Der Dillo kursierte auch als eigenständiges Schimpfwort. In Verbindung mit der Disco-Ära ergab das eine bewährte Kombination. Die weibliche Variante reüssierte als Disco-Torte. Ein sehr populäres Schema: Selbstdefinition durch Feindmarkierung. Daß Punk mit seiner Inszenierung da wie ein Beil dazwischenfuhr, ließ mich völlig unberührt. Daß Rock & Roll oder Blues auch ein Lebensgefühl seien, schien ja klar zu sein. Deshalb mußte es sich später nicht unbedingt als Lebensstil manifestieren, der sich gleich allen mitteilt, als wäre man der Fan einer Fußballmannschaft.

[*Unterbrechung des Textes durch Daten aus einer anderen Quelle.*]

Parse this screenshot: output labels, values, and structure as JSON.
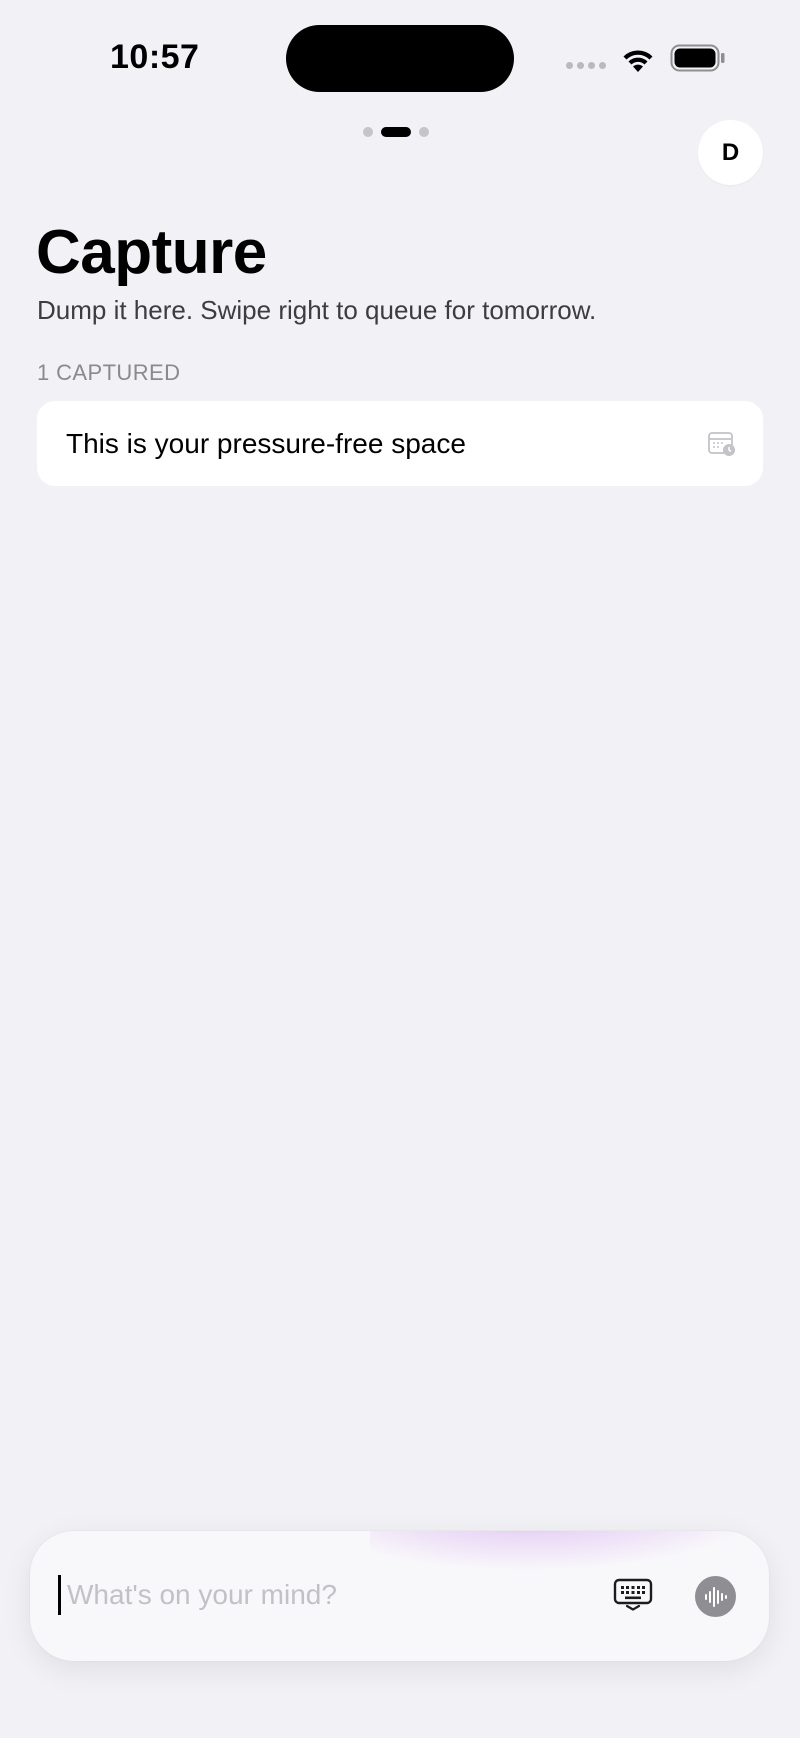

Für mein bevorzugtes Genre hatte Ian Anderson schon 1976 einen ironischen Abgesang ausgegeben. "He once owned a Harley Davidson / And a Triumph Bonneville / Counted his friends in burned out spark plugs / And prays that he always will", hieß es in "Too Old to Rock ’n’ Roll, Too Young to Die!" von Jethro Tull. Da war die Motorrad-Saison meines Lebens gerade erst richtig angelaufen.

Der Wunsch, in Würde zu altern, kennt allerhand Schwurformeln. "And prays that he always will" ist die Schlüsselstelle im Tull-Song. Diese Art der Beteuerungen halte ich freilich für verräterisch. Sie projizieren die erklärte Haltung in eine ungewisse Zukunft, wo sie einem leicht zur Pose verkommen kann.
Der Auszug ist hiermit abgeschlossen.